There is a common pitfall that teams who win for the first time in a long time can often run into. They do so well during a season and look like contenders. It convinces them they have everything figured out and so don't think they need to do anything different or better the next season. They made it. Sure enough, as the NFL always does, it slaps them back to reality the next year. Matt Nagy seems to think this is what happened to the Chicago Bears in 2019.
The hype around the team going into the season was real. They'd gone 12-4 in 2018 and came a missed field goal away from knocking off the defending champions in the playoffs. It was time to start thinking about the Super Bowl. Then as the season unfolded, it became clear something was off. The urgency and edge the Bears had played with the year before just didn't seem like it was there.
During his press conference at the scouting combine, Nagy revealed his belief that a lot of that was because certain players weren't playing with a chip on their shoulder mentality. They'd grown content. That is why he doesn't want anybody to feel comfortable coming into 2020.
"I want everybody to feel that way. If you don't, you feel content and play content. You don't play with that chip...I had a lot of different individual talks with players and I'm not going to get into who they are...but there are some guys that can play with more of a chip on their shoulder. That's the part, for me, that going into this year, I want to see if they have that chip."

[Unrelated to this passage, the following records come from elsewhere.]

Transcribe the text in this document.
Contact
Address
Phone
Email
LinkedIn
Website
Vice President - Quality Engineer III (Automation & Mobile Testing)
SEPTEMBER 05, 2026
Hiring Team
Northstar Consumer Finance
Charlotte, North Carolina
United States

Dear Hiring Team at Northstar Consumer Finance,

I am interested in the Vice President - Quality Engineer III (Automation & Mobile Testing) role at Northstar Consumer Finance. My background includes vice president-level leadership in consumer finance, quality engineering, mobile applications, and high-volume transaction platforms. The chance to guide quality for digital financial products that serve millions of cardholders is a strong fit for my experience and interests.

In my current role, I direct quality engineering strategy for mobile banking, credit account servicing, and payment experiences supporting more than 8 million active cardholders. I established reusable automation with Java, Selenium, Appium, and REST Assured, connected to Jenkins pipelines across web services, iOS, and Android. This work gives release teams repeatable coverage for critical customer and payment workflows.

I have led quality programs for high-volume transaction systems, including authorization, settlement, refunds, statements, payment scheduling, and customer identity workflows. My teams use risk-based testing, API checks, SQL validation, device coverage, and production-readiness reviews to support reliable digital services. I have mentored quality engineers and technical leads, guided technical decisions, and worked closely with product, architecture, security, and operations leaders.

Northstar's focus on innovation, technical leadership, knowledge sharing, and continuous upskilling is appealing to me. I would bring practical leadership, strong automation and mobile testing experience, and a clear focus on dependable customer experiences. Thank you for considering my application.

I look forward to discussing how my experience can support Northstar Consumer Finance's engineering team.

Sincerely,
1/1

Matt Nagy sounds like he's done being the nice guy
By the sound of things, it would seem Bears players might be seeing a little bit more of that "dark side" Nagy has talked about in the past. The changes to the coaching staff last month certainly reflect a shift in thinking. It seems like there will be a more disciplined approach moving forward. One focused on attention to detail. Something new offensive line coach Juan Castillo and quarterbacks coach John DeFilippo are well-known for.
The first thing that must be done in order to fix the offense is making sure to eliminate their own mistakes. Half the problem for the Bears last year was them constantly shooting themselves in the foot with ill-timed penalties, dropped passes, and just bad execution. Nagy seems dead set on getting all of that cleaned up before even thinking about adding new faces to the roster.